## Calculus: Early Transcendentals 8th Edition

$m=4$ and $b=-4$ is the answer to the question.
First, we would try to find $m$ and $b$ so that $f$ is differentiable at $x=2$. 1) For $f$ to be differentiable at $x=2$, first $f$ must be continuous at $x=2$ $\lim\limits_{x\to2^-}f(x)=\lim\limits_{x\to2^-}(x^2)=2^2=4$ $\lim\limits_{x\to2^+}f(x)=\lim\limits_{x\to2^+}(mx+b)=2m+b$ $f(2)=2^2=4$ For $f$ to be continuous at $x=2$, then $\lim\limits_{x\to2^-}f(x)=\lim\limits_{x\to2^+}=f(2)$. In other words, $$2m+b=4\hspace{1cm}(1)$$ 2) Then for $f$ to be differentiable everywhere, $f'(x)$ must exist everywhere. - For $x\le2$: $f'(x)=\frac{d}{dx}(x^2)=2x$ - For $x\gt2$: $f'(x)=\frac{d}{dx}(mx+b)=m$ Both of these derivatives all exist anywhere in its domain.

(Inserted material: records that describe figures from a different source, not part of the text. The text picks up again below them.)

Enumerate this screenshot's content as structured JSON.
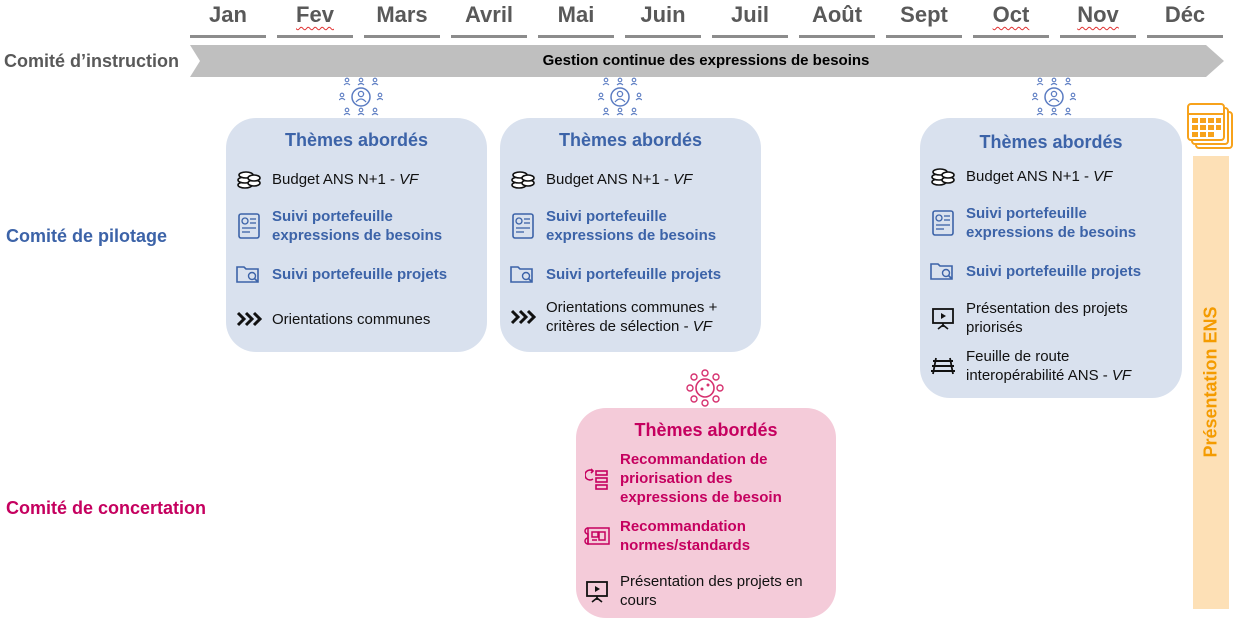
{
  "months": [
    "Jan",
    "Fev",
    "Mars",
    "Avril",
    "Mai",
    "Juin",
    "Juil",
    "Août",
    "Sept",
    "Oct",
    "Nov",
    "Déc"
  ],
  "rows": {
    "instruction": "Comité d’instruction",
    "pilotage": "Comité de pilotage",
    "concertation": "Comité de concertation"
  },
  "arrow_label": "Gestion continue des expressions de besoins",
  "cards": [
    {
      "title": "Thèmes abordés",
      "items": [
        {
          "icon": "coins-icon",
          "text": "Budget ANS N+1 - ",
          "suffix": "VF",
          "style": "plain"
        },
        {
          "icon": "dashboard-icon",
          "text": "Suivi portefeuille expressions de besoins",
          "style": "blue"
        },
        {
          "icon": "folder-search-icon",
          "text": "Suivi portefeuille projets",
          "style": "blue"
        },
        {
          "icon": "chevrons-icon",
          "text": "Orientations communes",
          "style": "plain"
        }
      ]
    },
    {
      "title": "Thèmes abordés",
      "items": [
        {
          "icon": "coins-icon",
          "text": "Budget ANS N+1 - ",
          "suffix": "VF",
          "style": "plain"
        },
        {
          "icon": "dashboard-icon",
          "text": "Suivi portefeuille expressions de besoins",
          "style": "blue"
        },
        {
          "icon": "folder-search-icon",
          "text": "Suivi portefeuille projets",
          "style": "blue"
        },
        {
          "icon": "chevrons-icon",
          "text": "Orientations communes + critères de sélection - ",
          "suffix": "VF",
          "style": "plain"
        }
      ]
    },
    {
      "title": "Thèmes abordés",
      "items": [
        {
          "icon": "coins-icon",
          "text": "Budget ANS N+1 - ",
          "suffix": "VF",
          "style": "plain"
        },
        {
          "icon": "dashboard-icon",
          "text": "Suivi portefeuille expressions de besoins",
          "style": "blue"
        },
        {
          "icon": "folder-search-icon",
          "text": "Suivi portefeuille projets",
          "style": "blue"
        },
        {
          "icon": "presentation-icon",
          "text": "Présentation des projets priorisés",
          "style": "plain"
        },
        {
          "icon": "railway-icon",
          "text": "Feuille de route interopérabilité ANS - ",
          "suffix": "VF",
          "style": "plain"
        }
      ]
    },
    {
      "title": "Thèmes abordés",
      "items": [
        {
          "icon": "priority-list-icon",
          "text": "Recommandation de priorisation des expressions de besoin",
          "style": "pink"
        },
        {
          "icon": "blueprint-icon",
          "text": "Recommandation normes/standards",
          "style": "pink"
        },
        {
          "icon": "presentation-icon",
          "text": "Présentation des projets en cours",
          "style": "plain"
        }
      ]
    }
  ],
  "ens_label": "Présentation ENS",
  "colors": {
    "pilotage": "#3c63a8",
    "concertation": "#c5005f",
    "instruction": "#595959",
    "arrow": "#bfbfbf",
    "ens_bar": "#fde0b6",
    "ens_text": "#f49b00",
    "card_blue": "#d9e1ee",
    "card_pink": "#f4cbd9"
  }
}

However, for $f$ to be differentiable at $2$, both derivatives at $x=2$ must be equal. In other words, $$m=2\times2=4$$ Substitute $m=4$ into $(1)$, we have $$2\times4+b=4$$ $$8+b=4$$ $$b=-4$$ In conclusion, $m=4$ and $b=-4$ is the answer to the question.